Saturday, August 08, 2015

ANTARA MEA (MASYARAKAT EKONOMI ASEAN) DAN MAHASISWA SALAH JURUSAN

Selamat pagi para mahasiswa salah jurusan. Bagaimana malammu tadi ? apa ada yang mimpi buruk karena berita di televisi lebih horor dari film hantu ?
Akhir-akhir ini pemberitaan di televisi tidak jauh dari berita tentang perekonomian negara ini. Nilai rupiah yang anjlok,harga barang yang semakin naik, sampai tindak kriminal yang meningkat akibat tuntutan hidup.
Hidup mulai terasa tidak asik kalau kita melihat berita, tapi akan kembali asik kalau gebetan kita ngajak ketemuan. Eak.
Bicara mengenai perekonomian negara, ini jelas merupakan sebuah masalah yang butuh penyelesaian secepatnya. Dan sebagi seorang mahasiswa yang salah jurusan dan pemalas maka aku hanya bisa berdoa semoga pemerintah diberi kekuatan untuk menghadapi badai besar ini. Ahhhhkkkkkk jangan baca jangan baca. Itu bercanda. Lupakan.
Jadi gini, akhir tahun ini MEA akan dibuka. Serius ni nggak tau MEA ? Haahhhh ??? Jadi MEA itu adalah singkatan dari Masyarakat Ekonomi Asean, merupakan istilah untuk pasar tunggal di kawasan Asia Tenggara. 
Dibukanya MEA menyebabkan persaingan di dunia kerja semakin meningkat, terutama profesi khusus. Kita tidak hanya bersaing dengan teman sekantor kita tapi juga dengan orang-orang dari negara tetangga. 
Semua orang harus bisa menunjukkan kemampuannya, profesi-profesi khusus seperti dokter, pengacara dan akuntan akan banyak bersaing dengan orang-orang dari luar negeri.
Ini terdengar seperti kabar buruk bagiku.
Aku adalah seorang mahasiswa salah jurusan, tidak tahu skillnya apa, setiap hari berleha-leha di rumah, tidak tahu menahu tentang organisasi kampus apa lagi kegiatan yang bersangkutan dengan itu. 
Aku mulai galau.

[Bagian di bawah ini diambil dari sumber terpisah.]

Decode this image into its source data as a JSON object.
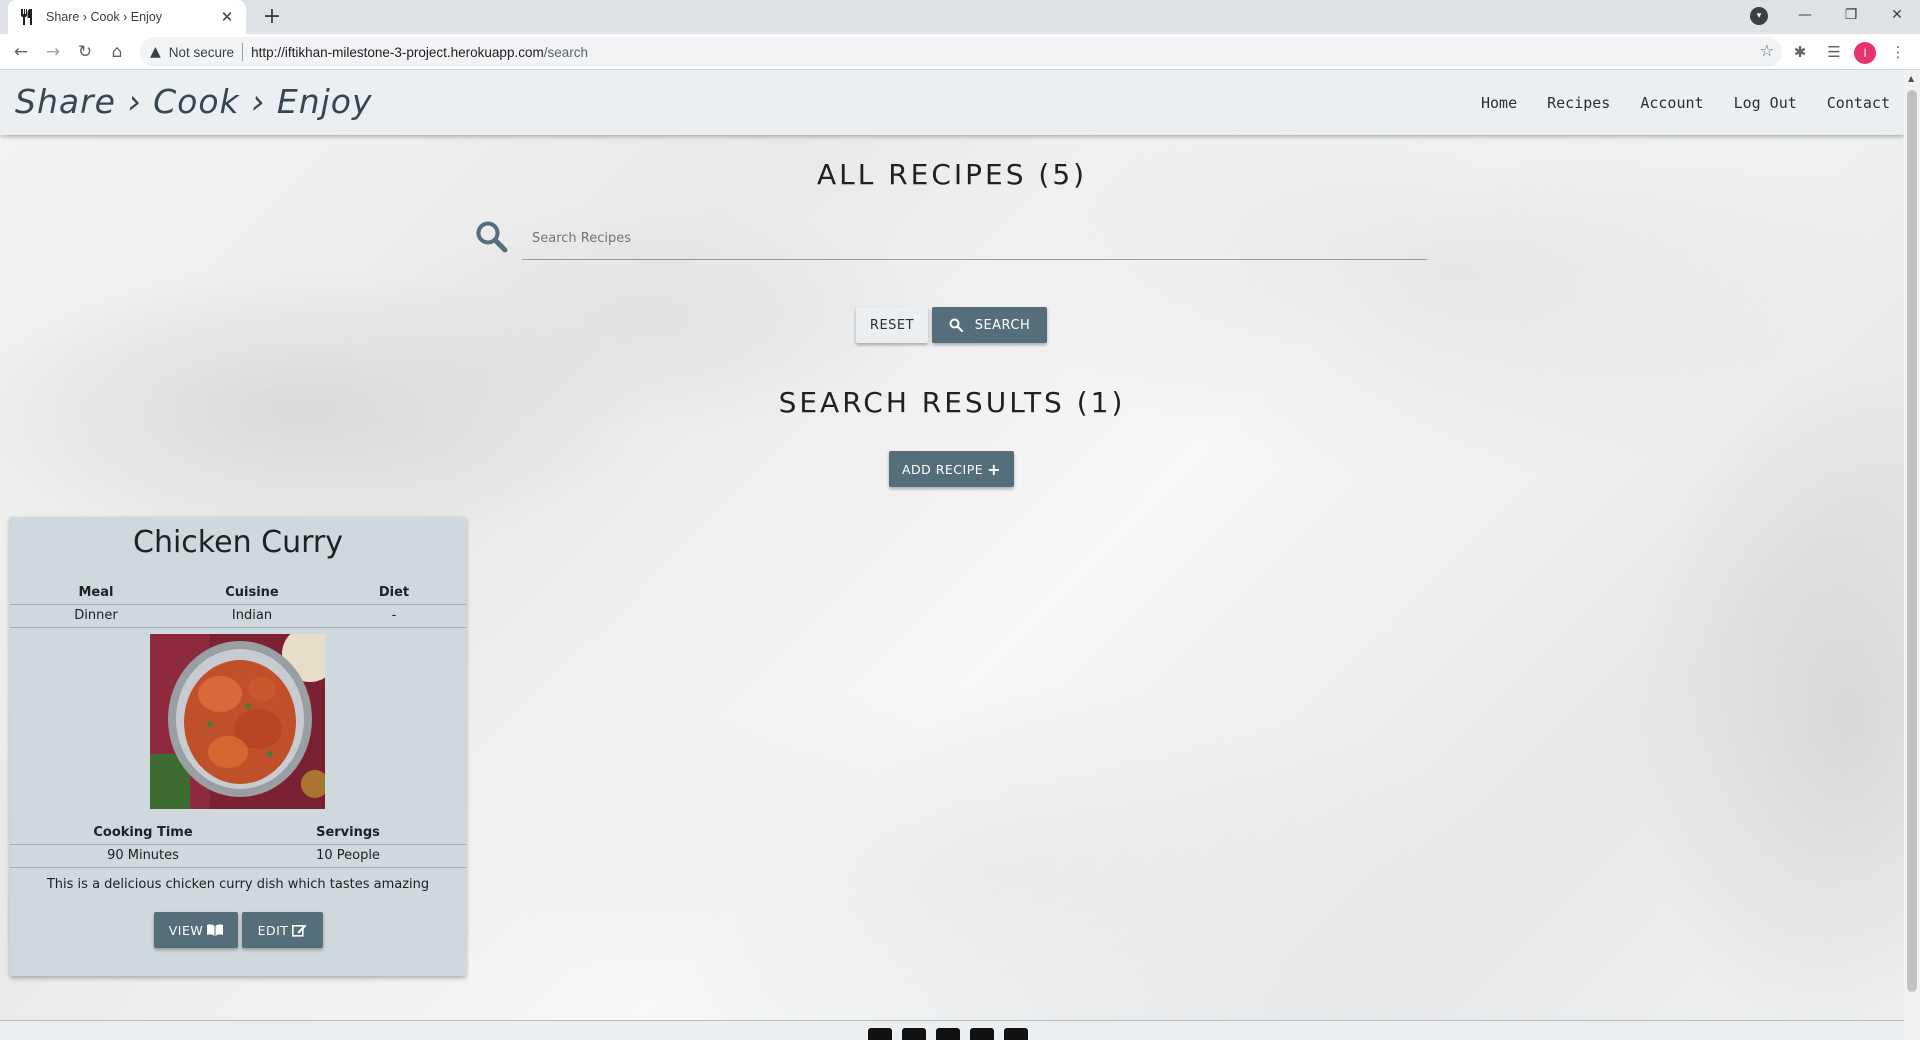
{
  "browser": {
    "tab_title": "Share › Cook › Enjoy",
    "not_secure": "Not secure",
    "url_host": "http://iftikhan-milestone-3-project.herokuapp.com",
    "url_path": "/search",
    "profile_initial": "I"
  },
  "navbar": {
    "brand": "Share › Cook › Enjoy",
    "links": [
      "Home",
      "Recipes",
      "Account",
      "Log Out",
      "Contact"
    ]
  },
  "main": {
    "all_heading": "ALL RECIPES (5)",
    "search_placeholder": "Search Recipes",
    "reset_label": "RESET",
    "search_label": "SEARCH",
    "results_heading": "SEARCH RESULTS (1)",
    "add_label": "ADD RECIPE"
  },
  "card": {
    "title": "Chicken Curry",
    "meal_label": "Meal",
    "cuisine_label": "Cuisine",
    "diet_label": "Diet",
    "meal": "Dinner",
    "cuisine": "Indian",
    "diet": "-",
    "time_label": "Cooking Time",
    "servings_label": "Servings",
    "time": "90 Minutes",
    "servings": "10 People",
    "description": "This is a delicious chicken curry dish which tastes amazing",
    "view_label": "VIEW",
    "edit_label": "EDIT"
  },
  "colors": {
    "accent": "#546e7a",
    "card_bg": "#cfd8dc",
    "navbar_bg": "#eceff1"
  }
}
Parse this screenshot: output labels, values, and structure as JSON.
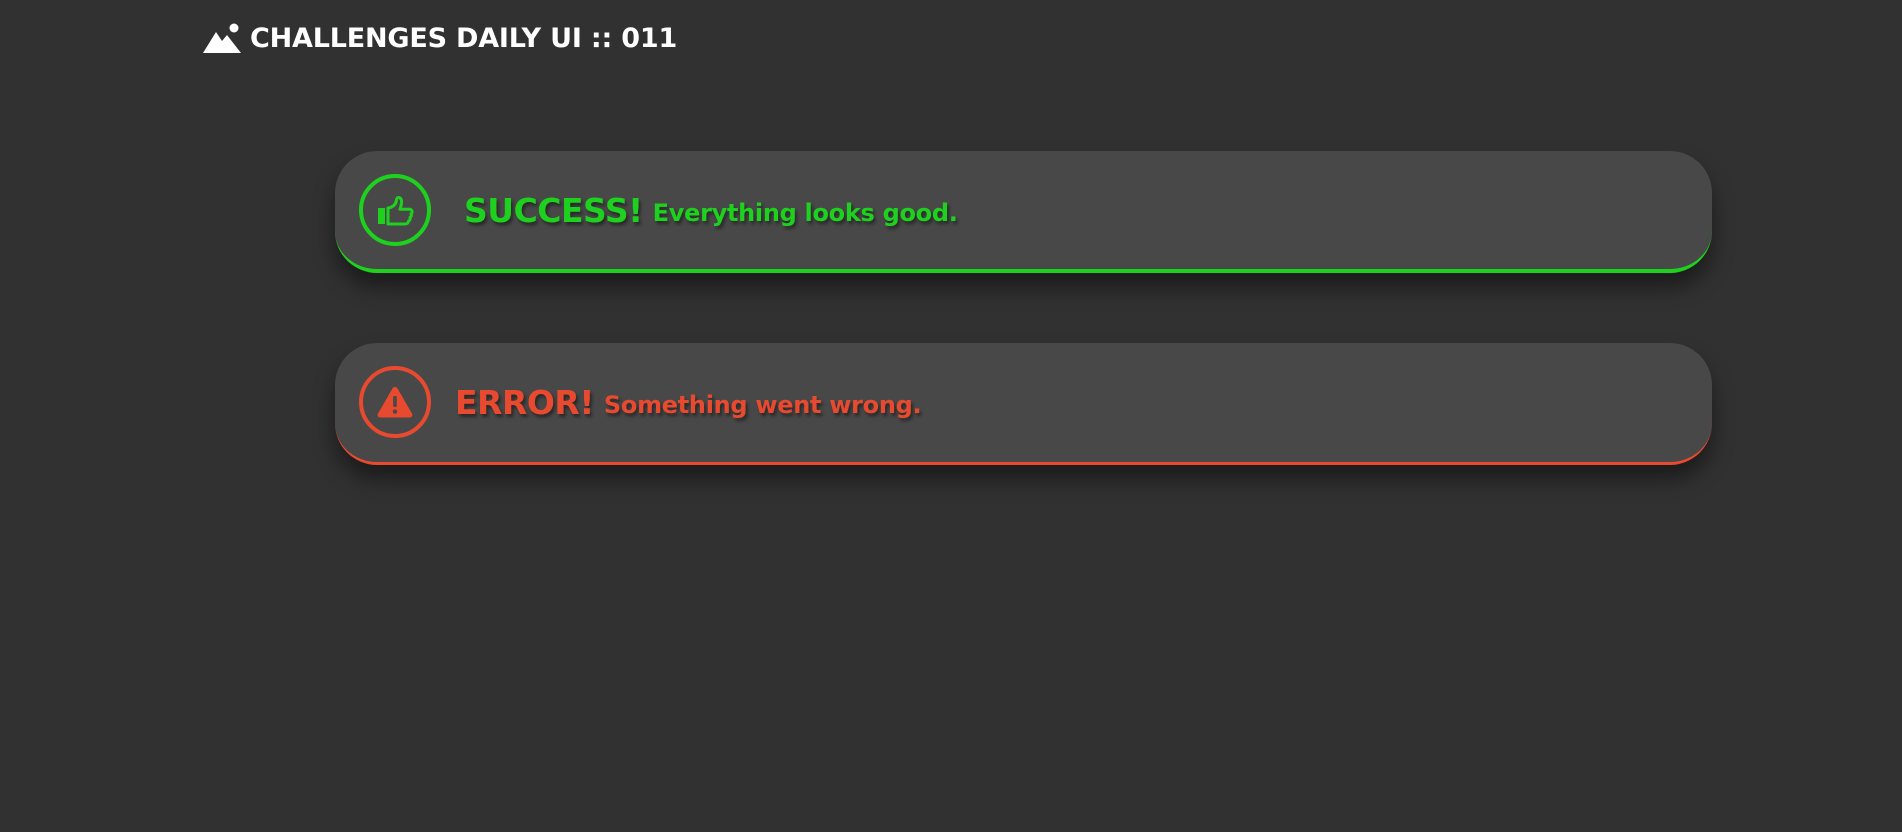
{
  "header": {
    "logo_icon": "mountain-sun-icon",
    "title": "CHALLENGES DAILY UI :: 011"
  },
  "alerts": [
    {
      "type": "success",
      "icon": "thumbs-up-icon",
      "heading": "SUCCESS!",
      "message": "Everything looks good.",
      "accent": "#1ed11e"
    },
    {
      "type": "error",
      "icon": "warning-triangle-icon",
      "heading": "ERROR!",
      "message": "Something went wrong.",
      "accent": "#e84a2f"
    }
  ],
  "colors": {
    "background": "#313131",
    "card": "#484848",
    "header_text": "#ffffff"
  }
}
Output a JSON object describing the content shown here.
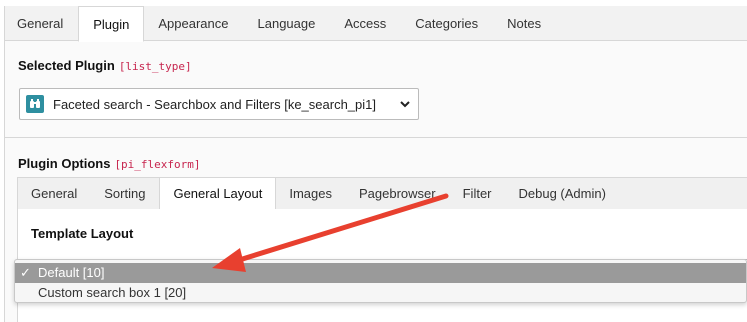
{
  "top_tabs": [
    "General",
    "Plugin",
    "Appearance",
    "Language",
    "Access",
    "Categories",
    "Notes"
  ],
  "active_top_tab": "Plugin",
  "selected_plugin": {
    "heading": "Selected Plugin",
    "field_code": "[list_type]",
    "value": "Faceted search - Searchbox and Filters [ke_search_pi1]",
    "icon": "binoculars-icon"
  },
  "plugin_options": {
    "heading": "Plugin Options",
    "field_code": "[pi_flexform]",
    "tabs": [
      "General",
      "Sorting",
      "General Layout",
      "Images",
      "Pagebrowser",
      "Filter",
      "Debug (Admin)"
    ],
    "active_tab": "General Layout"
  },
  "template_layout": {
    "label": "Template Layout",
    "options": [
      {
        "label": "Default [10]",
        "selected": true
      },
      {
        "label": "Custom search box 1 [20]",
        "selected": false
      }
    ],
    "check_mark": "✓"
  },
  "colors": {
    "annotation_arrow": "#e8402f",
    "plugin_icon": "#2e8fa0",
    "selected_option": "#9a9a9a"
  }
}
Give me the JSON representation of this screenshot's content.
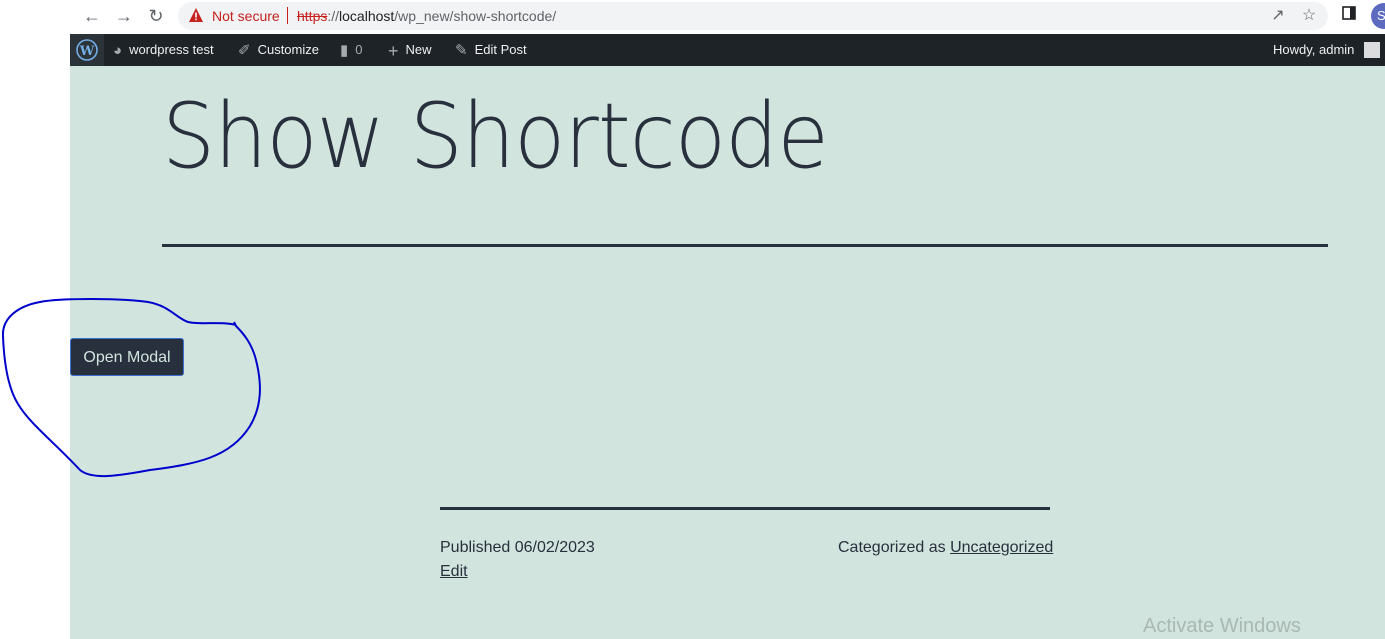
{
  "browser": {
    "warning_text": "Not secure",
    "url_scheme": "https",
    "url_sep": "://",
    "url_host": "localhost",
    "url_path": "/wp_new/show-shortcode/",
    "profile_initial": "S",
    "icons": [
      "back-icon",
      "forward-icon",
      "reload-icon",
      "warning-icon",
      "share-icon",
      "star-icon",
      "side-panel-icon"
    ]
  },
  "adminbar": {
    "site_name": "wordpress test",
    "customize": "Customize",
    "comments_count": "0",
    "new": "New",
    "edit_post": "Edit Post",
    "howdy": "Howdy, admin"
  },
  "page": {
    "title": "Show Shortcode",
    "button_label": "Open Modal",
    "published": "Published 06/02/2023",
    "edit": "Edit",
    "categorized_prefix": "Categorized as ",
    "category": "Uncategorized",
    "watermark": "Activate Windows"
  },
  "colors": {
    "background": "#d1e4dd",
    "text": "#28303d",
    "adminbar": "#1d2327",
    "annotation": "#0000cc"
  }
}
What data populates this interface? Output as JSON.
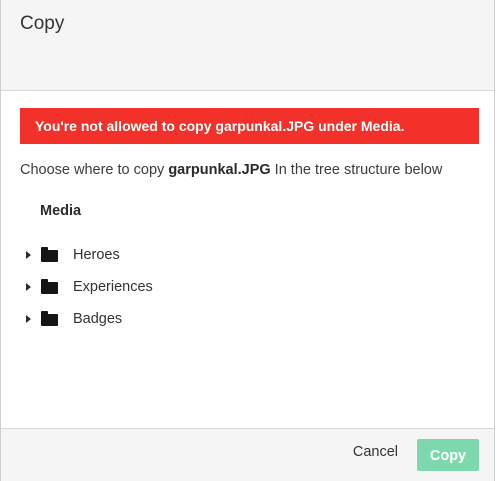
{
  "dialog": {
    "title": "Copy"
  },
  "alert": {
    "message": "You're not allowed to copy garpunkal.JPG under Media."
  },
  "instruction": {
    "prefix": "Choose where to copy ",
    "filename": "garpunkal.JPG",
    "suffix": " In the tree structure below"
  },
  "tree": {
    "root_label": "Media",
    "items": [
      {
        "label": "Heroes",
        "icon": "folder-icon"
      },
      {
        "label": "Experiences",
        "icon": "folder-icon"
      },
      {
        "label": "Badges",
        "icon": "folder-icon"
      }
    ]
  },
  "footer": {
    "cancel_label": "Cancel",
    "copy_label": "Copy"
  },
  "colors": {
    "alert_bg": "#f2312a",
    "copy_button_bg": "#7dd8ad",
    "header_bg": "#f5f5f5"
  }
}
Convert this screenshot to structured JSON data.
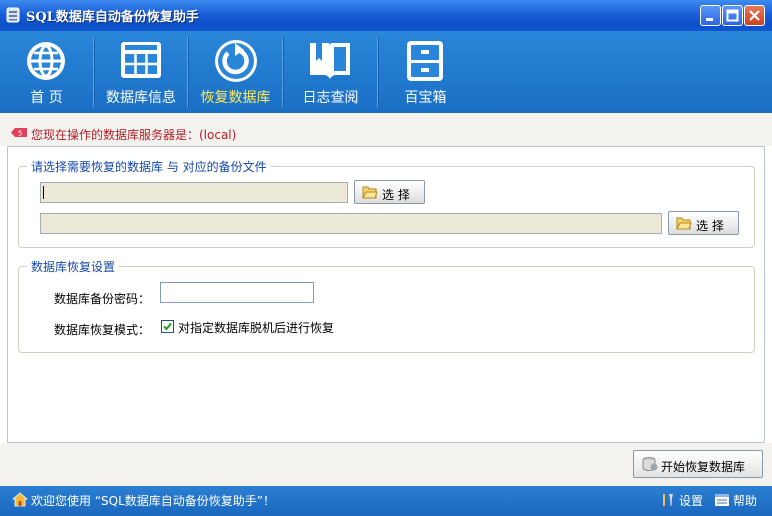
{
  "window": {
    "title": "SQL数据库自动备份恢复助手"
  },
  "toolbar": {
    "items": [
      {
        "label": "首  页",
        "icon": "globe-icon"
      },
      {
        "label": "数据库信息",
        "icon": "database-table-icon"
      },
      {
        "label": "恢复数据库",
        "icon": "restore-icon"
      },
      {
        "label": "日志查阅",
        "icon": "book-icon"
      },
      {
        "label": "百宝箱",
        "icon": "cabinet-icon"
      }
    ],
    "active_index": 2
  },
  "info": {
    "text": "您现在操作的数据库服务器是：(local)"
  },
  "restore_group": {
    "legend": "请选择需要恢复的数据库 与 对应的备份文件",
    "database_value": "",
    "backup_file_value": "",
    "choose_label": "选 择"
  },
  "settings_group": {
    "legend": "数据库恢复设置",
    "password_label": "数据库备份密码：",
    "password_value": "",
    "mode_label": "数据库恢复模式：",
    "mode_checkbox_label": "对指定数据库脱机后进行恢复",
    "mode_checked": true
  },
  "actions": {
    "start_label": "开始恢复数据库"
  },
  "status": {
    "welcome": "欢迎您使用 “SQL数据库自动备份恢复助手”！",
    "settings_label": "设置",
    "help_label": "帮助"
  },
  "colors": {
    "titlebar": "#1a5ed8",
    "toolbar": "#1f77cc",
    "active_label": "#ffe95a",
    "info_text": "#b3202a",
    "legend_text": "#1649a8"
  }
}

Sangat galau. Keresahanku ini kemudian kusampaikan pada abangku. Aku menceritakan padanya ketakutanku menjadi seorang sarjana tanpa keahlian, aku tidak ingin jadi seorang pengangguran. Dan dia menanggapinya dengan ejekan "Makanya tiap hari jangan baca novel,jangan waktunya habis buat autis sama gadget".
Aku cemberut. Lalu berpikir. Benar juga ya.
Aku tahu tantangan di dunia kerja akan besar, dan aku ini bukan Nobita yang punya teman seajaib Doraemon. Tidak ada yang bisa membantuku kalau bukan diriku sendiri. Aku harus berbenah.
Meskipun aku salah jurusan bukan berarti aku ini telah gagal, tidak aku tidak gagal. Aku hanya harus lebih serius menekuni jurusan yang telah kupilih (dengan terpaksa). Kalau ingin unggul di dunia kerja maka aku harus jadi tenaga kerja yang handal. Aku harus jadi sumber daya yang diperhitungkan nantinya sehingga aku tidak akan kalah bersaing dengan orang-orang dari luar itu.
Aku sadar bahwa aku punya tanggung jawab pada oranguta dan keluargaku. Aku tidak ingin jadi pengangguran. Sungguh MEA, hari ini kau telah menjernihkan pikiran seorang mahasiswa salah jurusan. Terimakasih (memeluk televisi).